Monday, February 6, 2017

This is not your burden

    I had one of those weeks where everything started bad and I felt as if the Universe was punishing me. I felt like I deserved all that was happening because I have not been a "good girl" lately. I have not been praying as often as I should, nor reading the scriptures,  or serving others. In general I have been a bad person, one could conclude. I spent monday and tuesday thinking about what I could do to change my situation, but I  failed to come up with a solution. However, on wednesday, the answer came unexpectedly as I sat in my Book of Mormon class. We were dissecting chapter 2 of second Nephi when all of the sudden our professor stop and said something that changed my perspective for good.

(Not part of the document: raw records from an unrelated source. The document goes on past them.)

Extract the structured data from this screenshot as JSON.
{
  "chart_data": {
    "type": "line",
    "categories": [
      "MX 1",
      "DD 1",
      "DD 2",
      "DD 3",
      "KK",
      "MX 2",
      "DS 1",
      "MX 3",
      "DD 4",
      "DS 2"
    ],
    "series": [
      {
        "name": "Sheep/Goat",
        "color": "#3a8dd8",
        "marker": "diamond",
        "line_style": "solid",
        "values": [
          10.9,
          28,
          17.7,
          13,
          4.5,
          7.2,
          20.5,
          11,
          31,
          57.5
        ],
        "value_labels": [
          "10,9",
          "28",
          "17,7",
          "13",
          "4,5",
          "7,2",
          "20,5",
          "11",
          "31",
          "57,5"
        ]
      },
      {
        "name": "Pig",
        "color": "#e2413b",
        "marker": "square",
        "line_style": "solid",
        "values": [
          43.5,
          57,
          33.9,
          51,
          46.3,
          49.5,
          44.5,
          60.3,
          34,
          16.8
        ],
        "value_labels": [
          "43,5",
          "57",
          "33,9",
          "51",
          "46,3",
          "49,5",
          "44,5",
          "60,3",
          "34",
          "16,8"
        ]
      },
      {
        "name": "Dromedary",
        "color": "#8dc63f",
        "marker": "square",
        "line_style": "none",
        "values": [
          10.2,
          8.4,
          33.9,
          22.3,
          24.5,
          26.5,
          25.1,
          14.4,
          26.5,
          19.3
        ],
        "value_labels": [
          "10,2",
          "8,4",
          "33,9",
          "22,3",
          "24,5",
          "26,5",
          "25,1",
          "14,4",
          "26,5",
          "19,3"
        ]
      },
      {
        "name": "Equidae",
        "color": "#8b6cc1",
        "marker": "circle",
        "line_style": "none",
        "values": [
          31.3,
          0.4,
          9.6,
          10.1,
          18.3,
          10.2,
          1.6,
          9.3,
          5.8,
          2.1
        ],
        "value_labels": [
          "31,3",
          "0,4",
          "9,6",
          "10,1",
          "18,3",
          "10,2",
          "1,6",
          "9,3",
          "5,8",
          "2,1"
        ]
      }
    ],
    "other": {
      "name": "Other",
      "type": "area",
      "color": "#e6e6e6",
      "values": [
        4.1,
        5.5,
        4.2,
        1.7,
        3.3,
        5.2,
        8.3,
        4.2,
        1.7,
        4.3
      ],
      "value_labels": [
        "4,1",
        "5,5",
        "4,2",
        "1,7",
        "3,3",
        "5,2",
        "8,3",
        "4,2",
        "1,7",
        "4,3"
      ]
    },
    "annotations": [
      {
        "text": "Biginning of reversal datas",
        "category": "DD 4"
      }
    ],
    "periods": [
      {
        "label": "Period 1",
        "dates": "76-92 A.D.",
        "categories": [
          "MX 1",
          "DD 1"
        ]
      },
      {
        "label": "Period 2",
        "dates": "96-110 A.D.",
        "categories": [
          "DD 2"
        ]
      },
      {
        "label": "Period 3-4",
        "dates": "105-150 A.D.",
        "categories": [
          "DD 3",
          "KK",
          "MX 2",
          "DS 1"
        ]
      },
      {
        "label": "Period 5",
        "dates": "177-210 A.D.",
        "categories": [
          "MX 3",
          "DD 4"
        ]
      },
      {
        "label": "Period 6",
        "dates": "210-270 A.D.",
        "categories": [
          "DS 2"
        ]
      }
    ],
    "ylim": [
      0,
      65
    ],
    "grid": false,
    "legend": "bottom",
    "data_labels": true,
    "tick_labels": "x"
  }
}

Something I needed to hear. He told us that we needed to stop beating ourselves for being bad people. He said that we needed to remember that we have been living in our physical bodies for has long as we are alive but have been spiritual beings for eternities. So maybe we had a decade of bad in us but we have eternities of good and us, so we should not let the bad have more importance than the good.When he said that, my heart felt so calm because I knew that it was the Lord's words of comfort to me, his dearest daughter. It made me think of my Savior Jesus Christ and his atoning sacrifice for me, and of course one of the scriptures that I used to read over and over on my mission came to me. Doctrine and Covenants 19:16-18: 
For behold, I, God, have suffered these things for all, that they might not suffer if they would repent;
 17 But if they would not repent they must suffer even as I; 18 Which suffering caused myself, even God, the greatest of all, to tremble because of pain, and to bleed at every pore, and to suffer both body and spirit—and would that I might not drink the bitter cup, and shrink— decided that from now on , I was going to let Jesus Christ take care of it all. All I needed to do was repent , start again and let my Savior Jesus Christ take care of the rest. After all, I will never be able to carry my own burdens without his intercession. I am grateful for the atonement of my Savior that I can use in times of trials, happiness, sadness, etc... It is the force through which I can be a better Dhina every day, every hour, every minute and every second of my life. I know that my Savior lives and loves me more than I can comprehend.